Upon a start of the process of FIG. 6, at step S6a, the voice/music characteristic score calculating section 81 multiplies feature parameters calculated by the voice/music determination characteristic parameter calculating section 79 by weights that were determined in advance on the basis of learned parameter values of voice/music reference data. At step S6b, the voice/music characteristic score calculating section 81 generates a score S1 which represents a likelihood that the input audio signal is a voice signal or a musical signal by adding up the weight-multiplied feature parameter values.

At step S6c, the music/background sound characteristic score calculating section 85 multiplies feature parameters calculated by the music/background sound determination characteristic parameter calculating section 83 by weights that were determined in advance on the basis of learned parameter values of music/background sound reference data. At step S6d, the music/background sound characteristic score calculating section 85 generates a score S2 which represents a likelihood that the input audio signal is a musical signal or a background-sound-superimposed voice signal by adding up the weight-multiplied feature parameter values. Then, the process is finished.

Next, in the voice/music determining section 87, upon a start of the process of FIG. 7, at step S7a, the first-stage determination section 881 checks the value of the voice/music characteristic score S1. If S1>0, at step S7b, the first-stage determination section 881 determines that the signal type of the current frame of the input audio signal is a voice signal. If not, at step S7c the first-stage determination section 881 determines whether the score S1 is smaller than 0. If the relationship S1<0 is not satisfied, at step S7g the first-stage determination section 881 suspends the determination of the signal type of the current frame of the input audio signal and determines that the signal type of the immediately preceding frame is still effective. If S1<0, at step S7d the second-stage determination section 882 checks the value of the music/background sound characteristic score S2. If S2>0, at step S7b the second-stage determination section 882 determines that the signal type of the current frame of the input audio signal is a voice signal on which background sound is superimposed. If not, at step S7e the second-stage determination section 882 determines whether the score S2 is smaller than 0. If the relationship S2<0 is not satisfied, at step S7g the second-stage determination section 882 suspends the determination of the signal type of the current frame of the input audio signal and determines that the signal type of the immediately preceding frame is still effective. If S2<0, at step S7f the second-stage determination section 882 determines that the signal type of the current frame of the input audio signal is a musical signal.
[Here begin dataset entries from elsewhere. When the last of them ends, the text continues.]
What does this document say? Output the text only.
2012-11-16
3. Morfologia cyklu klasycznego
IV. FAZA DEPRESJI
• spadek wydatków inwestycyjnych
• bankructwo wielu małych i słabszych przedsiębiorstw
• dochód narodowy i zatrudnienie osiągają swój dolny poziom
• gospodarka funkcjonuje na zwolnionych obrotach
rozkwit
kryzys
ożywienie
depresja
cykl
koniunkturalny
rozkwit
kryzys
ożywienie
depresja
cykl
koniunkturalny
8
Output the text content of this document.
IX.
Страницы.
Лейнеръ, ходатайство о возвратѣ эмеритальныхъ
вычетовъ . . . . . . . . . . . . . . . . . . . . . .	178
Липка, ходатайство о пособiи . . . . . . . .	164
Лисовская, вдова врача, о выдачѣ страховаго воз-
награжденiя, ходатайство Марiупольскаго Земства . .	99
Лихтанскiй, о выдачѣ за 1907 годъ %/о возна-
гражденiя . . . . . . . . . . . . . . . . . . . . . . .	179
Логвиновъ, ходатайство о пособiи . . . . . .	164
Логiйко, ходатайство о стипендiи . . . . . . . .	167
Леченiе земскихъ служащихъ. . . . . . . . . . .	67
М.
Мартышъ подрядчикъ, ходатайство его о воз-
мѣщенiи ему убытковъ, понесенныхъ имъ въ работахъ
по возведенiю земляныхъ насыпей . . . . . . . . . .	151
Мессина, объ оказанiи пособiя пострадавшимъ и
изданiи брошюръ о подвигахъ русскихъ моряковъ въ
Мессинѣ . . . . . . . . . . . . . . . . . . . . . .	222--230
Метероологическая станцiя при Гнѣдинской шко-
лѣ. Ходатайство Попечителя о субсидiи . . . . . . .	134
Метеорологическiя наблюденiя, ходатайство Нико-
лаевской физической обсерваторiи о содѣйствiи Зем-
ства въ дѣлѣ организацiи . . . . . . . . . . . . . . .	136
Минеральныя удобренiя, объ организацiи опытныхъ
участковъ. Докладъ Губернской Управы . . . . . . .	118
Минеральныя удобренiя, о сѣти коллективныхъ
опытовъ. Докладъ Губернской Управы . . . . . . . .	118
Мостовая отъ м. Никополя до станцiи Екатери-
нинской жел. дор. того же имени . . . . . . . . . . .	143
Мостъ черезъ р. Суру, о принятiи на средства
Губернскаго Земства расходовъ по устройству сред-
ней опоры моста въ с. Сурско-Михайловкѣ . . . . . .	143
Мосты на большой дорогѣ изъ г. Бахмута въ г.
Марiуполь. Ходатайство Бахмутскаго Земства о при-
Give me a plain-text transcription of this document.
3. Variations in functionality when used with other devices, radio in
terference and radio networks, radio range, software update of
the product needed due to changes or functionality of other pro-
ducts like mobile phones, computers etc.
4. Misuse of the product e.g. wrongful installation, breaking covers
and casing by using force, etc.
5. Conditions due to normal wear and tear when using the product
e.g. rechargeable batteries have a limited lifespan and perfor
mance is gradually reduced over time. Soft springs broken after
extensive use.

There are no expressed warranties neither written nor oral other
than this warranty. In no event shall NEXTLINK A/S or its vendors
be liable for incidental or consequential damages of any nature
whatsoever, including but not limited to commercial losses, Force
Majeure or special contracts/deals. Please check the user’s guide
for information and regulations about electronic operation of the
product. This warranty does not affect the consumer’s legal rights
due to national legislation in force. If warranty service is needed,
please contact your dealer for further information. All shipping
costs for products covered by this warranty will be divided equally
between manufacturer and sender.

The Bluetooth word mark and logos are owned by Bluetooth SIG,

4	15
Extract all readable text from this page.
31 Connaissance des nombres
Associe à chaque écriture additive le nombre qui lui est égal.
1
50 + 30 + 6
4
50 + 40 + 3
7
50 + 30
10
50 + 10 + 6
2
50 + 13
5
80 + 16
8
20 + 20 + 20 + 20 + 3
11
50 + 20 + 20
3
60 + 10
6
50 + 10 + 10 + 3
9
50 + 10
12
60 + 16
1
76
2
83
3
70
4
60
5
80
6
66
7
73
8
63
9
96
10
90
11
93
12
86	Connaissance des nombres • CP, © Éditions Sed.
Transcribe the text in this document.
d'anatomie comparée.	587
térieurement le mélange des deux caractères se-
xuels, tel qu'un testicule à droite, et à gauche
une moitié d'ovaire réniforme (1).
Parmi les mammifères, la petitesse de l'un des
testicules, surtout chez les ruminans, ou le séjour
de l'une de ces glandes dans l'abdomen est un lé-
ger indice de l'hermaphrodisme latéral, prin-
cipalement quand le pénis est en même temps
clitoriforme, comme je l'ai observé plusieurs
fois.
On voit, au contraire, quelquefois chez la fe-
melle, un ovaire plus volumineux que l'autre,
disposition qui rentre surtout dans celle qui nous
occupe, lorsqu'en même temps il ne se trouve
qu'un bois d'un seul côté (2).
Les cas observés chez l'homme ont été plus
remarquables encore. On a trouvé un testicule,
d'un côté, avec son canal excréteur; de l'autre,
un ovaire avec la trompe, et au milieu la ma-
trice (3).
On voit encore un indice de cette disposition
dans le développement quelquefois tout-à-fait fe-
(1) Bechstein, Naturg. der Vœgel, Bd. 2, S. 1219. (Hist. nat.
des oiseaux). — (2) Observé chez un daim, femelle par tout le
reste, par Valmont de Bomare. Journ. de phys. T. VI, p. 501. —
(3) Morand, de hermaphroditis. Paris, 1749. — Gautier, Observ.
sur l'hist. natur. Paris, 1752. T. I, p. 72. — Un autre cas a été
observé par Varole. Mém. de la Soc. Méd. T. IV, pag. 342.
The thus-produced determination result of the voice/music determining section 87 is supplied to the audio correction processing section 78. The audio correction processing section 78 performs sound quality correction processing corresponding to the determination result of the voice/music determining section 87 on the input audio signal being supplied to the input terminal 77, and outputs a resulting audio signal from an output terminal 95.

More specifically, if the determination result of the voice/music determining section 87 is “voice signal,” the audio correction processing section 78 performs sound quality correction processing on the input audio signal so as to emphasize and clarify center-localized components. If the determination result of the voice/music determining section 87 is “musical signal,” the audio correction processing section 78 performs sound quality correction processing on the input audio signal so as to emphasize a stereophonic sense and provide necessary extensity.

The invention is not limited to the above embodiment itself and in a practice stage the invention can be implemented by modifying constituent elements in various manners without departing from the spirit and scope of the invention. Furthermore, various inventions can be made by properly combining plural constituent elements disclosed in the embodiment. For example, some constituent elements of the embodiment may be omitted.